I want to create an array in Python with 100 million entries, unsigned 4-byte
For fast creation, use the array module.
Using the array module is ~5 times faster for creation, but about twice as slow for accessing elements compared to a normal list:
# Create array
python -m timeit -s "from array import array" "a = array('I', '\x00'
* 100000000)"
10 loops, best of 3: 204 msec per loop
# Access array
python -m timeit -s "from array import array; a = array('I', '\x00'
* 100000000)" "a[4975563]"
10000000 loops, best of 3: 0.0902 usec per loop
# Create list
python -m timeit "a = [0] * 100000000"
10 loops, best of 3: 949 msec per loop
# Access list
python -m timeit -s "a = [0] * 100000000" "a[4975563]"
10000000 loops, best of 3: 0.0417 usec per loop
I have done some profiling, and the results are completely counterintuitive. For simple array access operations, numpy and array.array are 10x slower than native Python arrays.
Note that for array access, I am doing operations of the form:
a[i] += 1
Profiles:
[0] * 20000000
numpy.zeros(shape=(20000000,), dtype=numpy.int32)
array.array('L', [0] * 20000000)
array.array('L', (0 for i in range(20000000)))

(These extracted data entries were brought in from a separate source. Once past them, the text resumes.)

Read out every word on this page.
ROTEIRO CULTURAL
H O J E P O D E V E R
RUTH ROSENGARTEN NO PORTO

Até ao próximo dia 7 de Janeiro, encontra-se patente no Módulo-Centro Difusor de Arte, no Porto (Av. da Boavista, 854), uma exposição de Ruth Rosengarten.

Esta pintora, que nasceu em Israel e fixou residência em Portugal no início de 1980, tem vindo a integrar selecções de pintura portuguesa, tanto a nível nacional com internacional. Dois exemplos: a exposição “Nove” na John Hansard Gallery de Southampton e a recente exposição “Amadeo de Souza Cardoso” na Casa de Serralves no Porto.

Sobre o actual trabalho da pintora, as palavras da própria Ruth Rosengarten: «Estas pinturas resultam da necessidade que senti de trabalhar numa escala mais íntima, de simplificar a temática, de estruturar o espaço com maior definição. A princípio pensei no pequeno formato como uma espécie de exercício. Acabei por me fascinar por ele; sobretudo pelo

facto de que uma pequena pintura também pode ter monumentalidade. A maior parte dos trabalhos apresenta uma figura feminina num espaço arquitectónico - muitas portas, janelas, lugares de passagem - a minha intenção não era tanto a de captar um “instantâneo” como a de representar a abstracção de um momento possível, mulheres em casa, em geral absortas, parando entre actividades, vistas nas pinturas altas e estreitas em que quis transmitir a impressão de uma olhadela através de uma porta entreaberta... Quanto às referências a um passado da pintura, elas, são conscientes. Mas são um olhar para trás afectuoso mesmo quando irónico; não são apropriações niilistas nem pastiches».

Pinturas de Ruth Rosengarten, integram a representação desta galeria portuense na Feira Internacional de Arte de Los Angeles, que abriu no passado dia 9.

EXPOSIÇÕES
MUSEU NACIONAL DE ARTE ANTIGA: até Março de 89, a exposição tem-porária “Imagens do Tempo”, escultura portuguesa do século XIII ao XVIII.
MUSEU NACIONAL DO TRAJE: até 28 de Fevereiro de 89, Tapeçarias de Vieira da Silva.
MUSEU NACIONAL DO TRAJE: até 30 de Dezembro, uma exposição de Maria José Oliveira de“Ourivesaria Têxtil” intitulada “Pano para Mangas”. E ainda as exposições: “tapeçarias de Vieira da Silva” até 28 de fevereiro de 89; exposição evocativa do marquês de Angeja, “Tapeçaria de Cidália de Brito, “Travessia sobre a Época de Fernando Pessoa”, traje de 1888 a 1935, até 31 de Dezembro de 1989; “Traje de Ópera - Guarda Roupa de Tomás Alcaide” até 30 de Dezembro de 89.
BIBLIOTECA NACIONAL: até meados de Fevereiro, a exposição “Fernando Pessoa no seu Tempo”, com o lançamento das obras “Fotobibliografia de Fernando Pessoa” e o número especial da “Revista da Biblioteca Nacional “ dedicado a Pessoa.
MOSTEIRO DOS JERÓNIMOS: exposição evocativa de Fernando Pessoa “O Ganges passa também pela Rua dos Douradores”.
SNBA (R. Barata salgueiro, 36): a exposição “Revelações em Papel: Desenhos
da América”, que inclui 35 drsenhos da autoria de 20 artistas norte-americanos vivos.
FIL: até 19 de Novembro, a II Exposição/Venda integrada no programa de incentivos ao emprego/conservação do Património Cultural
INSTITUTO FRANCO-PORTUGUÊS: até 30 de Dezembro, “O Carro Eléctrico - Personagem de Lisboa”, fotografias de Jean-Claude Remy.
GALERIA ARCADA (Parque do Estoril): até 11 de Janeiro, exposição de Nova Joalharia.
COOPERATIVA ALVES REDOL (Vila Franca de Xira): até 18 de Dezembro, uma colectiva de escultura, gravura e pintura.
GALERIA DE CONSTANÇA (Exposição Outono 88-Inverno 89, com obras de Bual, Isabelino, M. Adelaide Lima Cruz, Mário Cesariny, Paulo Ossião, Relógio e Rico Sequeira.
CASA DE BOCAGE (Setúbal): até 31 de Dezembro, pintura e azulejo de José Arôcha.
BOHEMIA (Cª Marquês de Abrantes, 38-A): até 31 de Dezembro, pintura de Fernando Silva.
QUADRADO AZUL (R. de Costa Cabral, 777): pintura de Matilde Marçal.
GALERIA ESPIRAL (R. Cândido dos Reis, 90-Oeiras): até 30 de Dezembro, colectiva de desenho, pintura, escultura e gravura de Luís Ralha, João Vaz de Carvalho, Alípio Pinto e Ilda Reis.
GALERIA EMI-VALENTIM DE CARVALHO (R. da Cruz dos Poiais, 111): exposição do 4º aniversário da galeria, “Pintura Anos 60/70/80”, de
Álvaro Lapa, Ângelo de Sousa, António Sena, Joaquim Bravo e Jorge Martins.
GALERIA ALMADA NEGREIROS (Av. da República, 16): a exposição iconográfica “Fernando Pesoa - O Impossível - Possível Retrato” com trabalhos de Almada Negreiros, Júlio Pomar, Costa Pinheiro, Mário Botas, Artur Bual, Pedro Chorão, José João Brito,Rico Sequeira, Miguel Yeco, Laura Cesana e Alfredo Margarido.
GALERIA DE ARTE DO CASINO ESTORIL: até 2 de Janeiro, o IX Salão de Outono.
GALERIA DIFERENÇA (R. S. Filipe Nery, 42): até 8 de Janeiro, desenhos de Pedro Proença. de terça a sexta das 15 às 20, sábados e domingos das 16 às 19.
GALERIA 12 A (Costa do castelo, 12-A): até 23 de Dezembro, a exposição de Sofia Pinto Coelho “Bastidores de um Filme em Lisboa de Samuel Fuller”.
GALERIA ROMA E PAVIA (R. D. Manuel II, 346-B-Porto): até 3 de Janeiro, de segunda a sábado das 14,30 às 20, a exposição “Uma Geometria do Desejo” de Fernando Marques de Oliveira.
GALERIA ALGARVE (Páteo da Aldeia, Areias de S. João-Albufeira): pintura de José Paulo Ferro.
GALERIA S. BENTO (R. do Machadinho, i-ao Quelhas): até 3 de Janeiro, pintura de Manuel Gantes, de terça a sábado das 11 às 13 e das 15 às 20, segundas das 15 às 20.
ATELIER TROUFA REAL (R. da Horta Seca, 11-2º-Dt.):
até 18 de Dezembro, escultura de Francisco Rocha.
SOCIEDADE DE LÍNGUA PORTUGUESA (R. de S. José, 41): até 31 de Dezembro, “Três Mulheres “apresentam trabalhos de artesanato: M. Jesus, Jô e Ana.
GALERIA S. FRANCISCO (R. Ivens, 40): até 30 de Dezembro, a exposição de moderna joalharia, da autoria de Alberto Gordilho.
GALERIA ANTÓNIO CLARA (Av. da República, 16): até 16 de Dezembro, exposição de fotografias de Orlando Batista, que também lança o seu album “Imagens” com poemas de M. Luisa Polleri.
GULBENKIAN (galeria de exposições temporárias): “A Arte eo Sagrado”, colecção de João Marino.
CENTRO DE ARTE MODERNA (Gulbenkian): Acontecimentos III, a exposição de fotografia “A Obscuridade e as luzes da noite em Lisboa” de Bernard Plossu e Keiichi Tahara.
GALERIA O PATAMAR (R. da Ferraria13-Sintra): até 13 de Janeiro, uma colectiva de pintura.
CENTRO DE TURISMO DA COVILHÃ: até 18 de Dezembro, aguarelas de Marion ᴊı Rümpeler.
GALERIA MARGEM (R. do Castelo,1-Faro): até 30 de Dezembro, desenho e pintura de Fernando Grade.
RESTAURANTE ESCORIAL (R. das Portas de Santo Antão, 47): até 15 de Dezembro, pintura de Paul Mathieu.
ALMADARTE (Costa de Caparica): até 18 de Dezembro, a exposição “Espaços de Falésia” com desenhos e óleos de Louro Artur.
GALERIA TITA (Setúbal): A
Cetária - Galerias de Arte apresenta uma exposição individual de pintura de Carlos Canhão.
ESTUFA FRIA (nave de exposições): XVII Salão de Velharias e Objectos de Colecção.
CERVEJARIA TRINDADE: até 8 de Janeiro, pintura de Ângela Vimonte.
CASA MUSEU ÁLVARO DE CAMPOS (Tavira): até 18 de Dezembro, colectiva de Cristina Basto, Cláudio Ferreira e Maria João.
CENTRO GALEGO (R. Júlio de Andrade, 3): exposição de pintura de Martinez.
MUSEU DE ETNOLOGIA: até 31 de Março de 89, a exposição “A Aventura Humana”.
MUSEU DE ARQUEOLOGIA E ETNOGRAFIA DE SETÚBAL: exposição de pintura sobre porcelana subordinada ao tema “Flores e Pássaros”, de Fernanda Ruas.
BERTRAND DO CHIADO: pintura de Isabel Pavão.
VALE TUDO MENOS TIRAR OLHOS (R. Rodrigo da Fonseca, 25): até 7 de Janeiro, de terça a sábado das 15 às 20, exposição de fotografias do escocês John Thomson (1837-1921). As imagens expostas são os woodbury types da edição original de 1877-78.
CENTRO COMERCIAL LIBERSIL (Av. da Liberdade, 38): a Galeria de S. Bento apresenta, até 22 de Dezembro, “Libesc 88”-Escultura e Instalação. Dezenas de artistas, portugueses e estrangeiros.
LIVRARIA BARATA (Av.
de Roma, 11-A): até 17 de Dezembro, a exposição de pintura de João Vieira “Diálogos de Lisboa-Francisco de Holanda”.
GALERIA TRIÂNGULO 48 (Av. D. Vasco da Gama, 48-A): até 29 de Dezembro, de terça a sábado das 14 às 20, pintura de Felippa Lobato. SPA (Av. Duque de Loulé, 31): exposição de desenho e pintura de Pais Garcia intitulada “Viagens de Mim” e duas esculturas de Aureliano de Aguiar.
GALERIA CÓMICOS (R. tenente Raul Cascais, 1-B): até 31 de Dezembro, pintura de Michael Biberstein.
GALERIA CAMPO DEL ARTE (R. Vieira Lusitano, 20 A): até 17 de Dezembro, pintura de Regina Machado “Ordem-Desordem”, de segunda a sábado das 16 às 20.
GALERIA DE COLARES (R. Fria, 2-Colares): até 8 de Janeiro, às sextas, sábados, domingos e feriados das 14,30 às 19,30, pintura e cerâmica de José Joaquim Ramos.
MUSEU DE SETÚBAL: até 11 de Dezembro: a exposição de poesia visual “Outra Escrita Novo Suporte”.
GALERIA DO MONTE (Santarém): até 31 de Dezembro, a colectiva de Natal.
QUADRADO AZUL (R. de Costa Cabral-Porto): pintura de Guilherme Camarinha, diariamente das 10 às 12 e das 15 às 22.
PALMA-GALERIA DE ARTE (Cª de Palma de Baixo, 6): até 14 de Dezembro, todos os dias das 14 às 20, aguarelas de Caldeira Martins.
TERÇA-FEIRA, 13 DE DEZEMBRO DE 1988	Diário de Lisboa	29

In addition to the other excellent solutions, another way is to use a dict instead of an array (elements which exist are non-zero, otherwise they're zero). Lookup time is O(1).
You might also check if your application is resident in RAM, rather than swapping out. It's only 381 MB, but the system may not be giving you it all for whatever reason.
However there are also some really fast sparse matrices (SciPy and ndsparse). They are done in low-level C, and might also be good.
If
the following may be of interest to you. It initialises array.array about 27 times faster than array.array('L', [0]*size):
myarray = array.array('L')
f = open('/dev/zero', 'rb')
myarray.fromfile(f, size)
f.close()
On How to initialise an integer array.array object with zeros in Python I'm looking for an even better way.